Abstract
The term ‘impact’ is everywhere. Organizations and individuals want to fund projects for impact, measure impact, and showcase the impact of effort, expertise and financial investment, but clear definitions and understandings of what having an impact really means for people and institutions appear lacking or ad-hoc. This paper explores ‘impact’ in the areas of education and research into government practice. For governments, the impact agenda involves operating in increasingly tight fiscal environments with mounting pressure to articulate and demonstrate return on investment. For education providers, there are increasing calls to justify and prove why investment in education is an efficient and effective endeavor. For universities, this includes a shift from a traditional publication-focused research impact culture to a wider societal impact one that demonstrates direct and indirect benefits to society. This paper conceptualizes impact as a “puzzle” with many pieces, with education and research making up key pieces that can and need to fit together better.
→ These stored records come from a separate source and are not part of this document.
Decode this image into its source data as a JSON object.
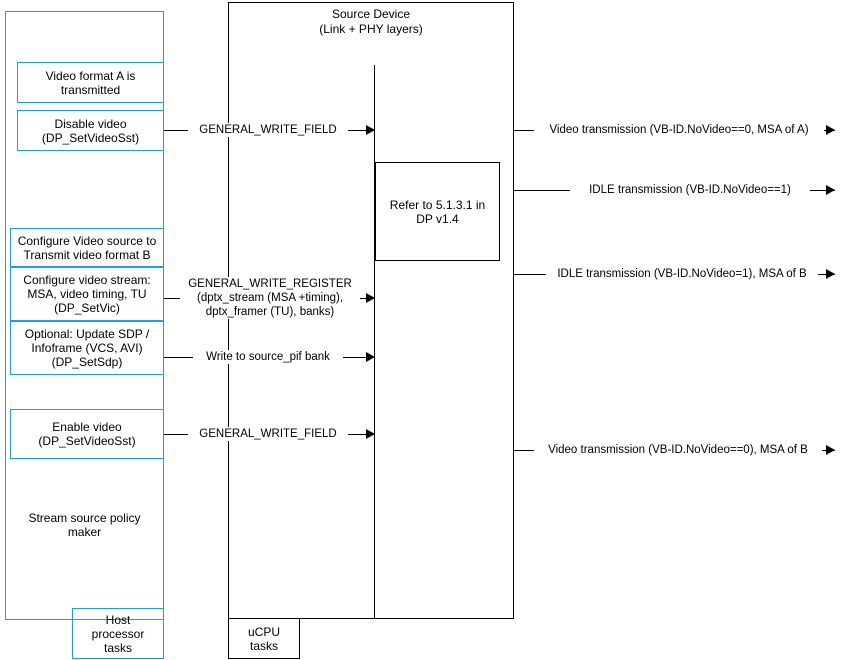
{
  "diagram": {
    "title": "DisplayPort video format change sequence diagram",
    "colors": {
      "host_box_border": "#1ba1e2",
      "device_box_border": "#000000",
      "line": "#000000",
      "background": "#ffffff"
    },
    "columns": {
      "host": {
        "footer_label": "Host\nprocessor\ntasks"
      },
      "device": {
        "title": "Source Device\n(Link + PHY layers)",
        "footer_label": "uCPU\ntasks",
        "note_box": "Refer to 5.1.3.1 in\nDP v1.4"
      }
    },
    "host_boxes": [
      {
        "id": "video-format-a",
        "label": "Video format A is\ntransmitted"
      },
      {
        "id": "disable-video",
        "label": "Disable video\n(DP_SetVideoSst)"
      },
      {
        "id": "configure-video-source",
        "label": "Configure Video source to\nTransmit video format B"
      },
      {
        "id": "configure-video-stream",
        "label": "Configure video stream:\nMSA, video timing, TU\n(DP_SetVic)"
      },
      {
        "id": "optional-update-sdp",
        "label": "Optional: Update SDP /\nInfoframe (VCS, AVI)\n(DP_SetSdp)"
      },
      {
        "id": "enable-video",
        "label": "Enable video\n(DP_SetVideoSst)"
      },
      {
        "id": "stream-source-policy-maker",
        "label": "Stream source policy\nmaker"
      }
    ],
    "messages_to_device": [
      {
        "id": "general-write-field-disable",
        "label": "GENERAL_WRITE_FIELD"
      },
      {
        "id": "general-write-register",
        "label": "GENERAL_WRITE_REGISTER\n(dptx_stream (MSA +timing),\ndptx_framer (TU), banks)"
      },
      {
        "id": "write-to-source-pif-bank",
        "label": "Write to source_pif bank"
      },
      {
        "id": "general-write-field-enable",
        "label": "GENERAL_WRITE_FIELD"
      }
    ],
    "messages_to_sink": [
      {
        "id": "video-transmission-a",
        "label": "Video transmission (VB-ID.NoVideo==0, MSA of A)"
      },
      {
        "id": "idle-transmission-1",
        "label": "IDLE transmission (VB-ID.NoVideo==1)"
      },
      {
        "id": "idle-transmission-msa-b",
        "label": "IDLE transmission (VB-ID.NoVideo=1), MSA of B"
      },
      {
        "id": "video-transmission-b",
        "label": "Video transmission (VB-ID.NoVideo==0), MSA of B"
      }
    ]
  }
}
In doing so, the paper identifies four problem areas to help guide thinking toward clarity about what ‘impact’ entails. To aid collective progress in this space, we detail key issues facing the education and research sectors. Based on our analysis we arrive at a set of questions intended to help guide thinking and actions toward collectively increasing the ability to generate and demonstrate the impact of both into government practice and society at large.
Acknowledgments
The authors wish to acknowledge the 2019 Impact Workshop co-partnered ANZSOG, ANU, APO and PSRG for practice and thought-provoking discussions.
Disclosure statement
No potential conflict of interest was reported by the author(s).
Notes
1 ‘Impact’ is referred to in inverted commas as there is no one settled definition.
2 We note that public servants may undertake a variety of educational or training opportunities during the course of their employment in the public service, some of which they might fund themselves or which they might partially financially contribute towards. Our focus, here, is predominantly though on those activities which the employer predominantly funds.